I.e., if $(u_n)_n\subset C^{1,\alpha}(B_1)$ with $||u_n||_{C^{1,\alpha}(B_1)}\leq C$ then there exists $u\in C^{1,\beta}(B_1)$ and a subsequence $(u_{n_k})_k$ such that $u_{n_k}\to u$ in $C^{1,\beta}(B_1)$.
I know this is the case for $\beta=0$, i.e. in $C^1$. I also saw this in wikipedia, but I cant find a proof or a more reliable source. Thanks!
Yes.
First, it's enough to prove the corresponding result for $\newcommand\L{\text{Lip}}$ $\L_\alpha$ and $\L_\beta$; the result you want then follows by applying this result to $f_n'$.
Say $f_n\in\L_\alpha([0,1])$ and $||f_n||_\alpha\le1$. The sequence $f_n$ is equicontinuous so it has a uniformly convergent subsequence; we make things easier to type by saying WLOG $f_n\to f$ uniformly. It's clear that $||f||_\alpha\le1$, so $||g_n||_\alpha\le2$ if we set $g_n=f_n-f$.

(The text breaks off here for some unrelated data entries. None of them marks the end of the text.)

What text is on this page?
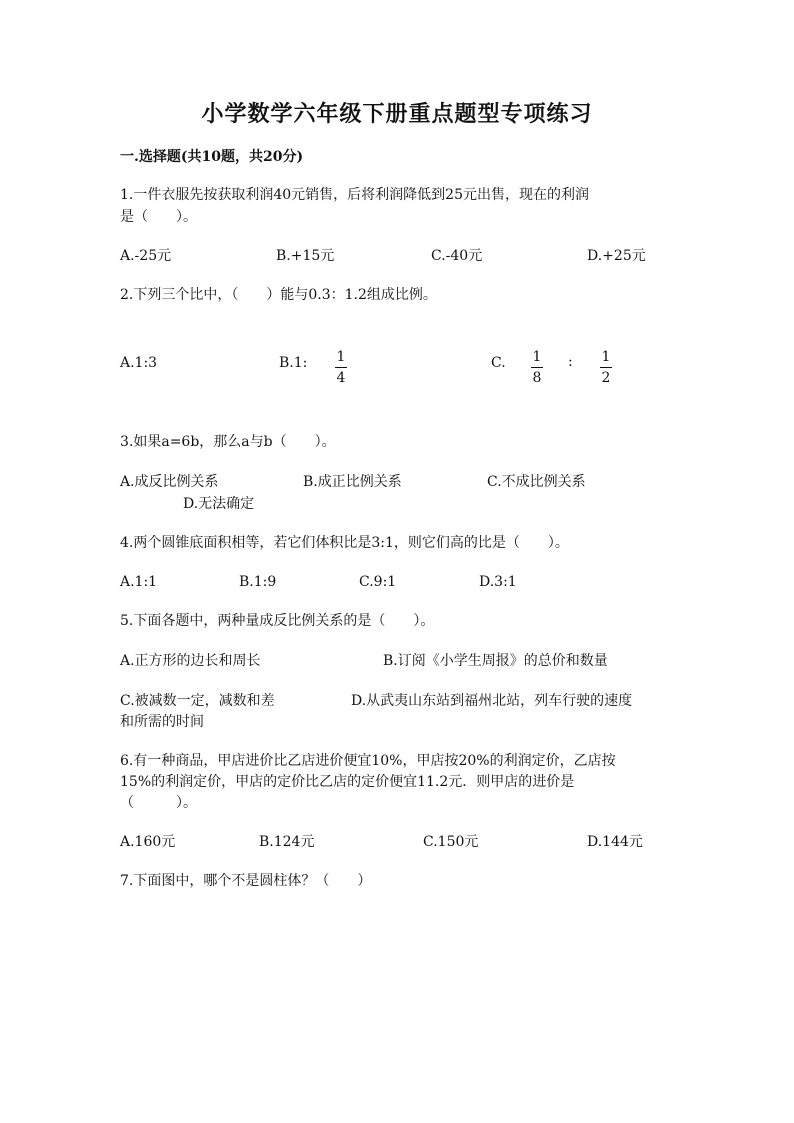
小学数学六年级下册重点题型专项练习
一.选择题(共10题，共20分)
1.一件衣服先按获取利润40元销售，后将利润降低到25元出售，现在的利润
是（　　）。
A.-25元	B.+15元	C.-40元	D.+25元
2.下列三个比中，（　　）能与0.3：1.2组成比例。
A.1:3	B.1: 1
4
C. 1
8
: 1
2
3.如果a=6b，那么a与b（　　）。
A.成反比例关系	B.成正比例关系	C.不成比例关系
D.无法确定
4.两个圆锥底面积相等，若它们体积比是3:1，则它们高的比是（　　）。
A.1:1	B.1:9	C.9:1	D.3:1
5.下面各题中，两种量成反比例关系的是（　　）。
A.正方形的边长和周长	B.订阅《小学生周报》的总价和数量
C.被减数一定，减数和差	D.从武夷山东站到福州北站，列车行驶的速度
和所需的时间
6.有一种商品，甲店进价比乙店进价便宜10%，甲店按20%的利润定价，乙店按
15%的利润定价，甲店的定价比乙店的定价便宜11.2元．则甲店的进价是
（　　　）。
A.160元	B.124元	C.150元	D.144元
7.下面图中，哪个不是圆柱体？（　　）
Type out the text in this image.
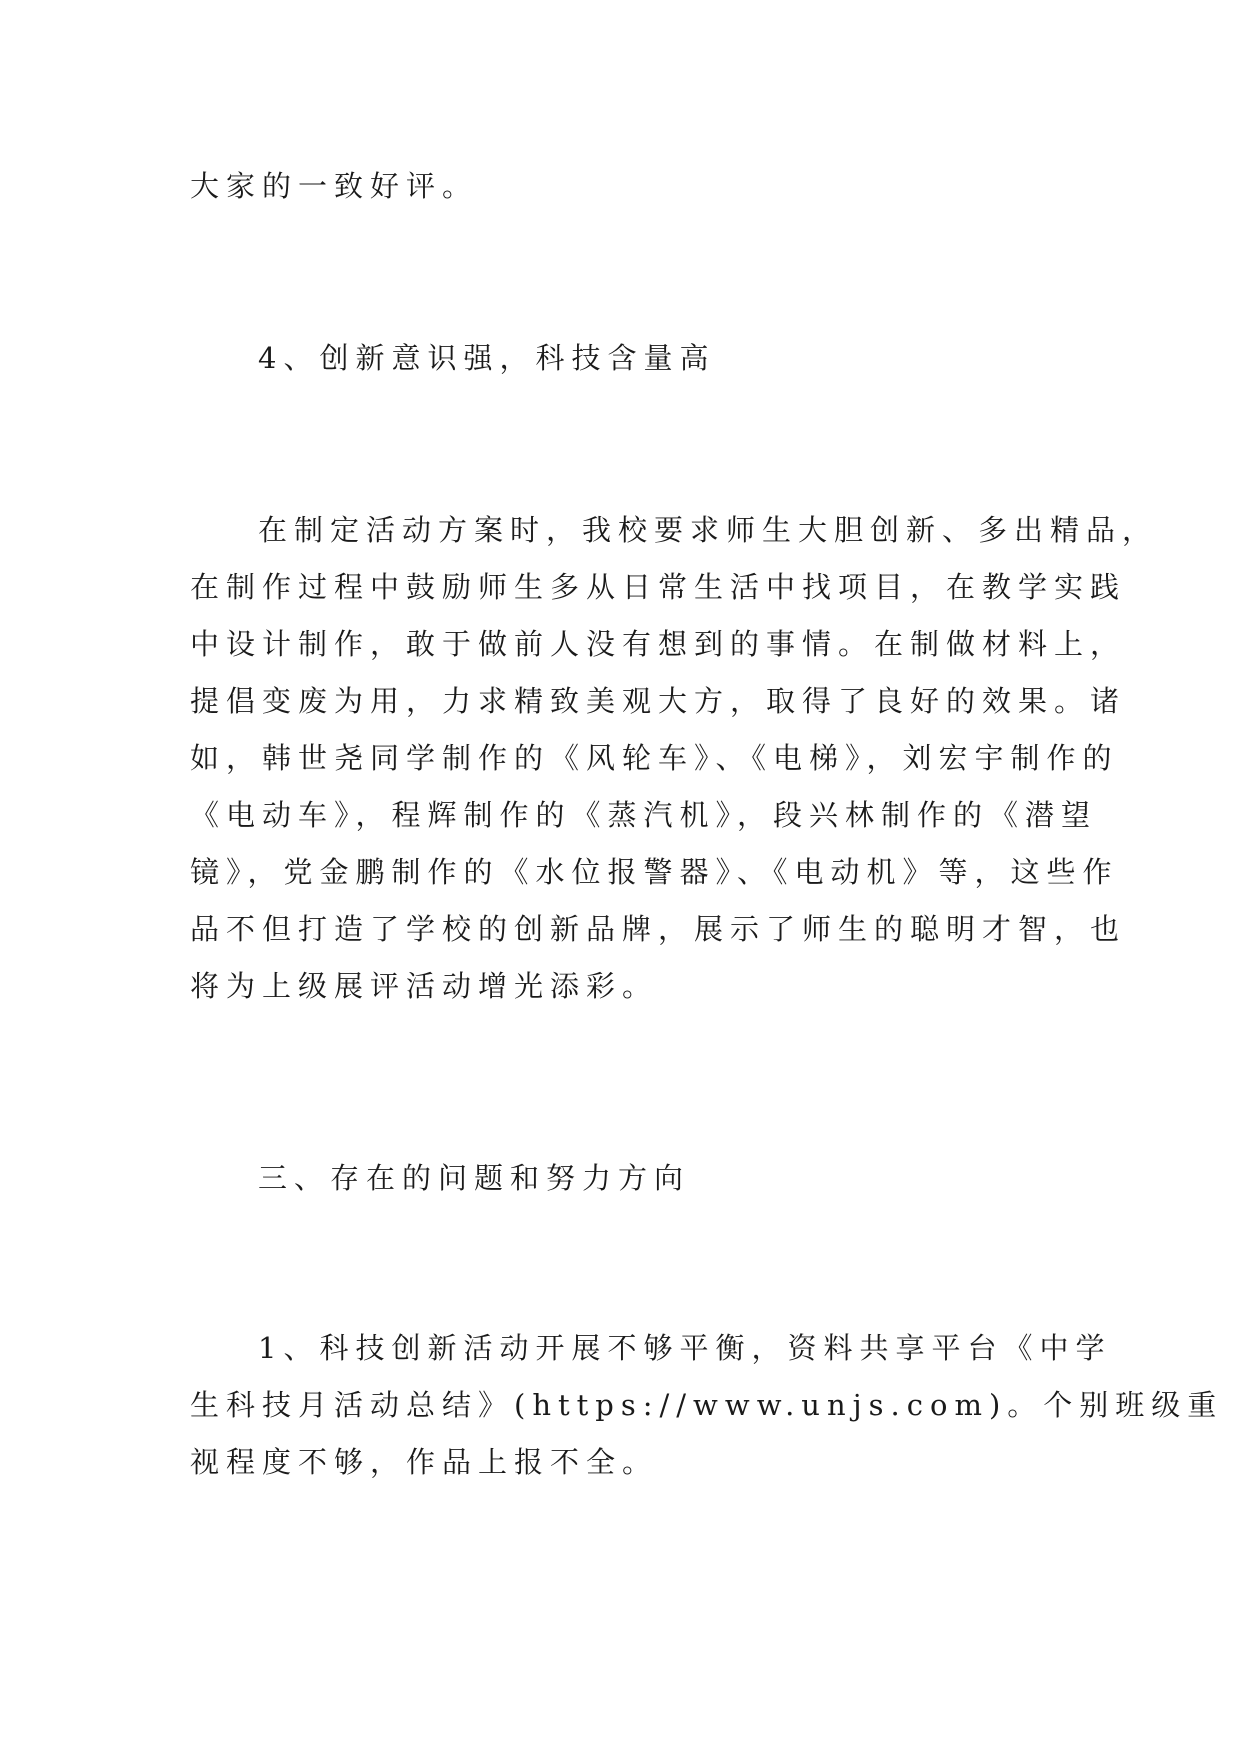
大家的一致好评。

4、创新意识强，科技含量高

在制定活动方案时，我校要求师生大胆创新、多出精品，
在制作过程中鼓励师生多从日常生活中找项目，在教学实践
中设计制作，敢于做前人没有想到的事情。在制做材料上，
提倡变废为用，力求精致美观大方，取得了良好的效果。诸
如，韩世尧同学制作的《风轮车》、《电梯》，刘宏宇制作的
《电动车》，程辉制作的《蒸汽机》，段兴林制作的《潜望
镜》，党金鹏制作的《水位报警器》、《电动机》等，这些作
品不但打造了学校的创新品牌，展示了师生的聪明才智，也
将为上级展评活动增光添彩。

三、存在的问题和努力方向

1、科技创新活动开展不够平衡，资料共享平台《中学
生科技月活动总结》(https://www.unjs.com)。个别班级重
视程度不够，作品上报不全。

Let $\epsilon\in(0,1)$, and choose $N$ so $$|g_n(t)|\le\epsilon\quad(n>N).$$Suppose $n>N$ and $h>0$. $\newcommand\f[3]{\left|\frac{#1-#2}{#3}\right|}$ If $h<\epsilon$ then $$\f{g_n(t+h)}{g_n(t)}{h^\beta}=h^{\alpha-\beta}\f{g_n(t+h)}{g_n(t)}{h^\alpha}\le||g_n||_\alpha\epsilon^{\alpha-\beta}\le 2\epsilon^{\alpha-\beta}.$$Otoh if $h\ge\epsilon$ then $$\f{g_n(t+h)}{g_n(t)}{h^\beta}\le 2\epsilon^{1-\beta}<2\epsilon^{\alpha-\beta}.$$So $$||g_n||_\beta\le 2\epsilon^{\alpha-\beta}\quad(n>N),$$which says $$||g_n||_\beta\to0,$$since $\alpha-\beta>0$.